Lanskap geografis Musi dan Batanghari unik karena terdapat desa-desa
pesisir kuno, pusat-pusat Hindu dan Buddha. Namun, di pegunungan Bukit
Barisan terdapat tradisi megalitik di mana penduduk menggunakan
batu-batu besar untuk upacara keagamaan.
Penelitian saya bertujuan untuk mengeksplorasi pertukaran benda-benda mineral dan teknologi antara budaya megalitik dan Hindu-Buddha. Saya menganalisis sekitar tiga puluh logam dan dua ratus manik-manik kaca.
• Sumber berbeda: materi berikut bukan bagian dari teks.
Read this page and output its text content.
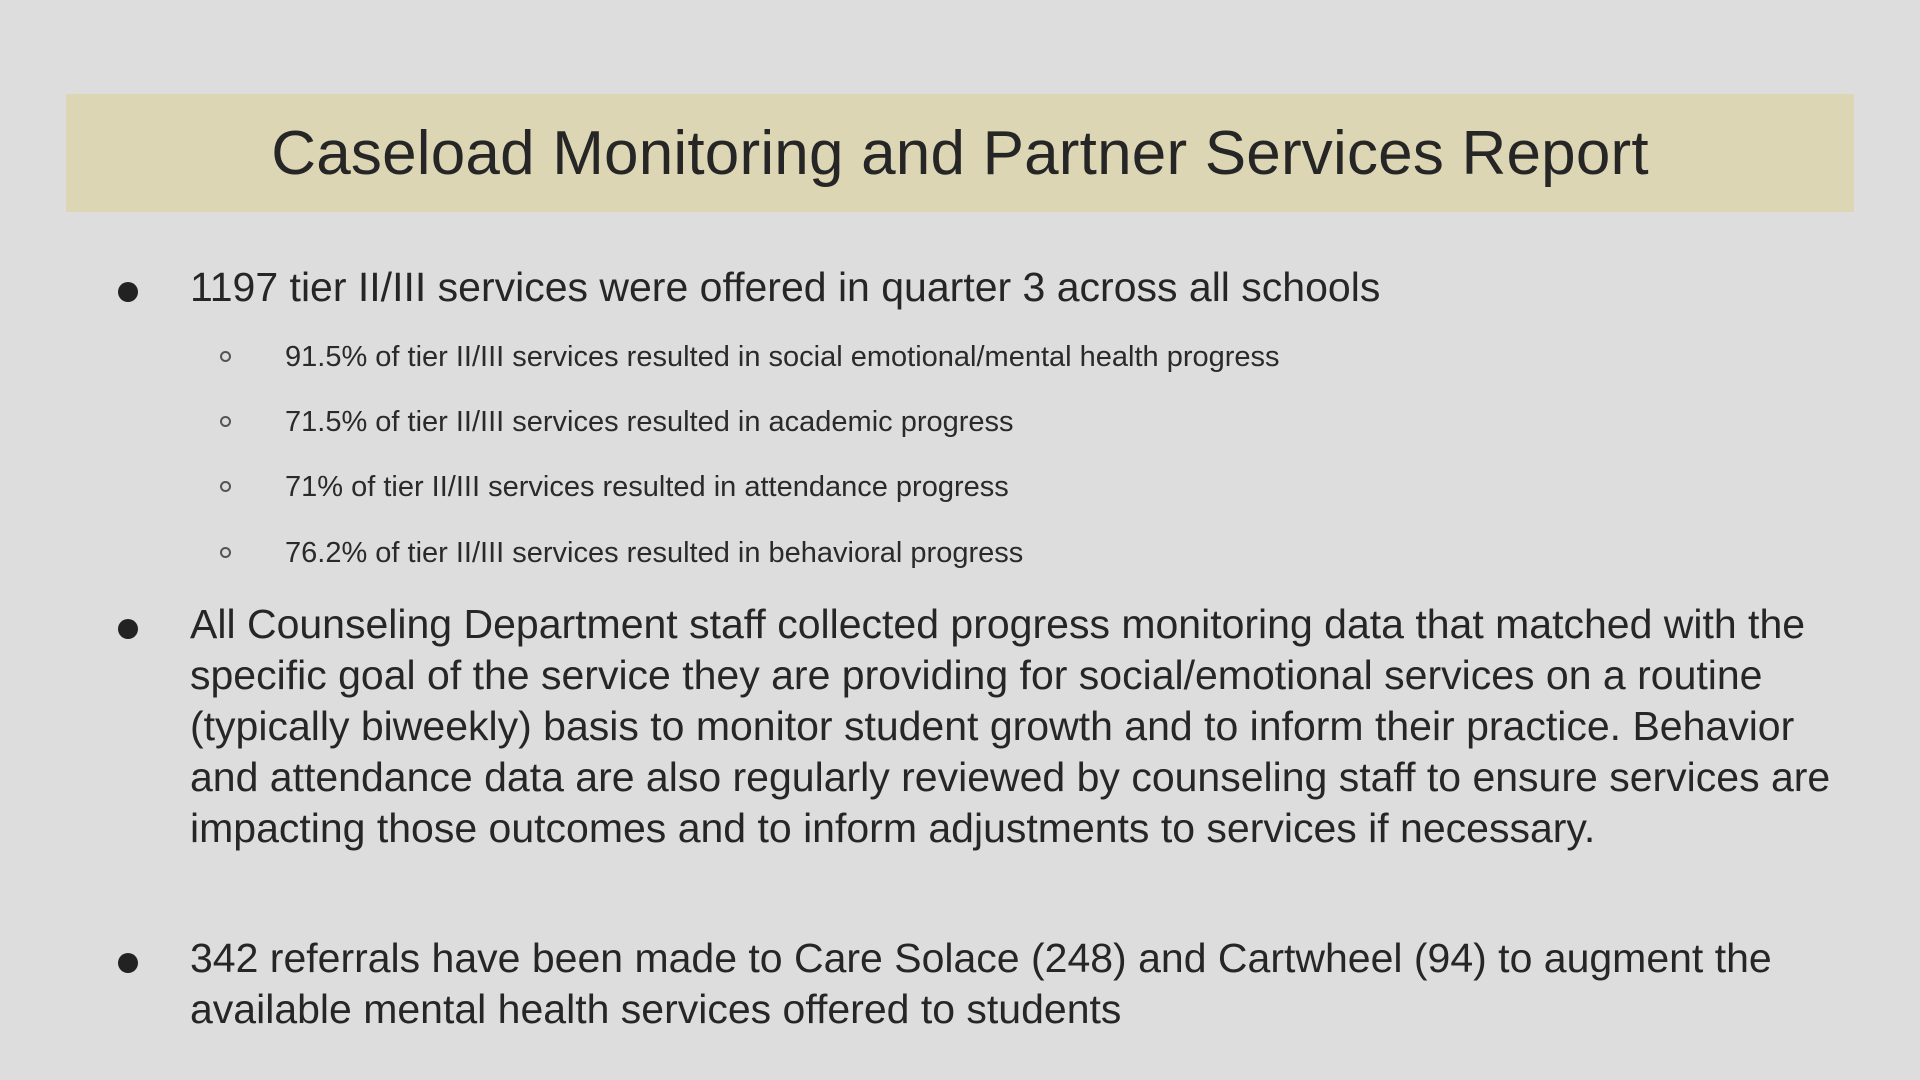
Caseload Monitoring and Partner Services Report
1197 tier II/III services were offered in quarter 3 across all schools
91.5% of tier II/III services resulted in social emotional/mental health progress
71.5% of tier II/III services resulted in academic progress
71% of tier II/III services resulted in attendance progress
76.2% of tier II/III services resulted in behavioral progress
All Counseling Department staff collected progress monitoring data that matched with the specific goal of the service they are providing for social/emotional services on a routine (typically biweekly) basis to monitor student growth and to inform their practice. Behavior and attendance data are also regularly reviewed by counseling staff to ensure services are impacting those outcomes and to inform adjustments to services if necessary.
342 referrals have been made to Care Solace (248) and Cartwheel (94) to augment the available mental health services offered to students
Hasilnya menunjukkan bahwa logam-logam tersebut merupakan produk lokal Sumatra. Namun, manik-manik kaca diimpor dari India, Mesopotamia, dan Mesir.
Kesimpulannya,
jelas bahwa terdapat perdagangan antar kawasan yang luas Hal ini telah
terjadi sejak 2000 tahun yang lalu di Asia Tenggara. Artinya, manusia
telah bergantung pada sumber daya mineral sejak lama. Dan sekarang,
apakah kita bisa hidup tanpa logam atau manik-manik kaca?
Andalah yang dapat menjawabnya.
Terima kasih banyak atas perhatian Anda.